Sei anni è poco più che un lustro, polvere di stelle al confronto dell’Eterno: la storia sacra non sopporta i bilanci, nel rendicontarla minaccia vendetta, è il festival della duttilità. E’ la storia, sia sacra che profana, a mostrarsi un perpetuo lavoro-in-corso: rallentamenti improvvisi, accelerazioni repentine, frenate, code, ingorghi. Incidenti. L’unico bilancio possibile, quando c’è di mezzo l’estrosità di Dio, è lo sguardo: verso dove fissa, cosa mette a fuoco, di quanta ampiezza è capace. Francesco è uomo di sguardo capace di ascoltare, ingrandire, sminuire e rammendare. Chi lo visita ammette la potenza di quello sguardo: è presente a se stesso, fa sentire unica la persona o la storia che ha di fronte, s’interessa. E’ lo sguardo della storia cristiana. Il cristianesimo non è sempre esistito: è nato in un preciso momento della storia, ne sta condividendo un tratto. E’ germogliato il giorno in cui Dio ha iniziato ad interessarsi in prima persona dell’uomo, finchè è arrivato a sporcarsi di giorni, ore, attimi. Odorando, Lui pastore, dell’odore delle sue pecore. Francesco è di Cristo, nonostante in tanti dicano ch’è del mondo: si mantiene giovane, mantiene giovane l’attrattiva del suo Dio, non adeguandosi alla logica del mondo ma restando al ritmo della storia. Alla logica del possesso ha scelto da subito quella del processo, nella più fedele continuità di suo padre, Ignazio di Loyola: non conta il possedere una terra bensì l’aprire un processo. “Non ha portato a casa niente in sei anni”, dicono in tanti. E’ una frase di vittoria nella sua logica. L’importante non è conquistare ma aprire: con testa, cuore e intelligenza. Scegliendo di non arroccarsi nella difesa di un’immutabile presenza storica, ma abitando l’intreccio confuso della quotidianità: «Questa memoria non (è) fissa nel passato ma, essendo memoria di una promessa, diventa capace di aprire al futuro, di illuminare i passi lungo la via» (Lumen fidei, 9). Nel presente saper gettare lo sguardo al passato per disegnare il futuro: non è cosa da poco.

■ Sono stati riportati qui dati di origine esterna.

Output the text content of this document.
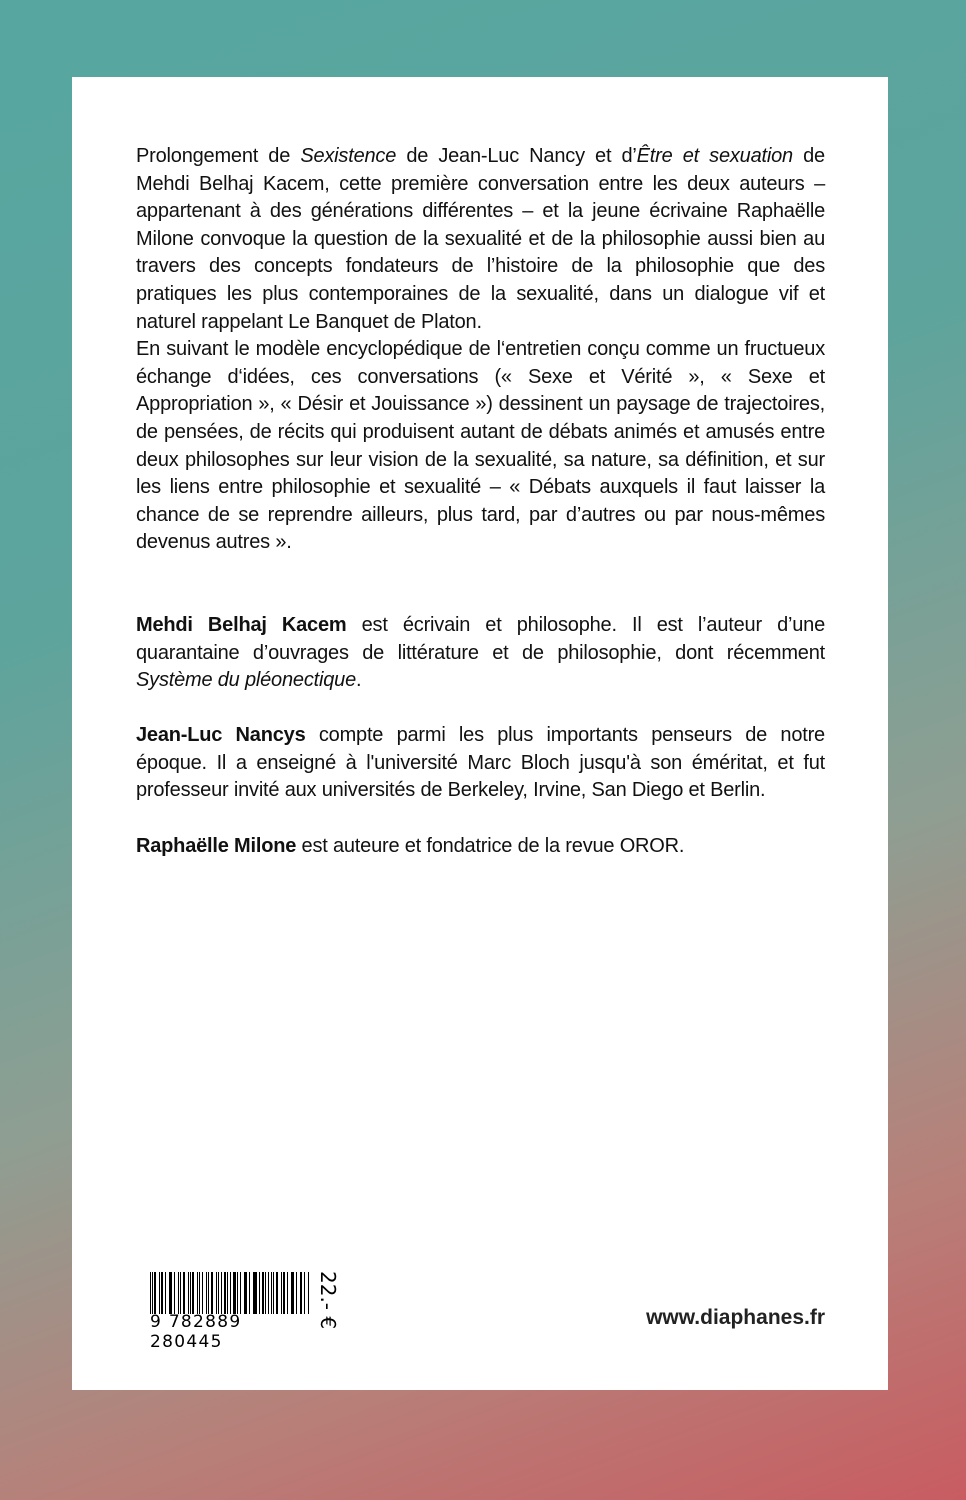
Prolongement de Sexistence de Jean-Luc Nancy et d’Être et sexuation de Mehdi Belhaj Kacem, cette première conversation entre les deux auteurs – appartenant à des générations différentes – et la jeune écrivaine Raphaëlle Milone convoque la question de la sexualité et de la philosophie aussi bien au travers des concepts fondateurs de l’histoire de la philosophie que des pratiques les plus contemporaines de la sexualité, dans un dialogue vif et naturel rappelant Le Banquet de Platon.

En suivant le modèle encyclopédique de l‘entretien conçu comme un fructueux échange d‘idées, ces conversations (« Sexe et Vérité », « Sexe et Appropriation », « Désir et Jouissance ») dessinent un paysage de trajectoires, de pensées, de récits qui produisent autant de débats animés et amusés entre deux philosophes sur leur vision de la sexualité, sa nature, sa définition, et sur les liens entre philosophie et sexualité – « Débats auxquels il faut laisser la chance de se reprendre ailleurs, plus tard, par d’autres ou par nous-mêmes devenus autres ».

Mehdi Belhaj Kacem est écrivain et philosophe. Il est l’auteur d’une quarantaine d’ouvrages de littérature et de philosophie, dont récemment Système du pléonectique.

Jean-Luc Nancys compte parmi les plus importants penseurs de notre époque. Il a enseigné à l'université Marc Bloch jusqu'à son éméritat, et fut professeur invité aux universités de Berkeley, Irvine, San Diego et Berlin.

Raphaëlle Milone est auteure et fondatrice de la revue OROR.

9 782889 280445
22.- €	www.diaphanes.fr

A casa non ha portato nulla: è un Papa, dunque, sfaccendato o poltrone? Ad una lettura diabolica, potrà anche sembrare: fare l’autopsia è di Lucifero. C’è anche una lettura simbolica, d’insieme: qualora fosse vero che non ha portato a casa nulla, ha portato fuori-di-casa lo sguardo. Che, per chi ne capisce, è come aver portato a casa il segreto per arricchire la casa. L’entrare nelle carceri – nel porto di Lampedusa, celebrare l’eucaristia vicino al muro messicano, scrivere il magistero più coi gesti che con le parole – è stato come prestare il suo sguardo al mondo per illuminare quegli anfratti dove l’ordinario racconta la lotta tra la vita e la morte, la verità e la menzogna. Aprire la porta, curare le ferite, annunciare stagioni di misericordia: annunci e incontri che si sono fatti complicità di sguardi tra il Papa e l’uomo. Tra il Cielo e chi il Cielo, per chissà qual motivo, l’ha perso.
Nessun bilancio è possibile. Ciò che è palese, a sei anni da quella serata primaverile, è la forza d’urto di quello sguardo: rapace, amabile, netto. Per chi accetta d’abitare (in) quello sguardo, ciò che si contempla sono le manovre di Dio, niente facili da decifrare. E’ materia da trattare ed esplorare in ginocchio.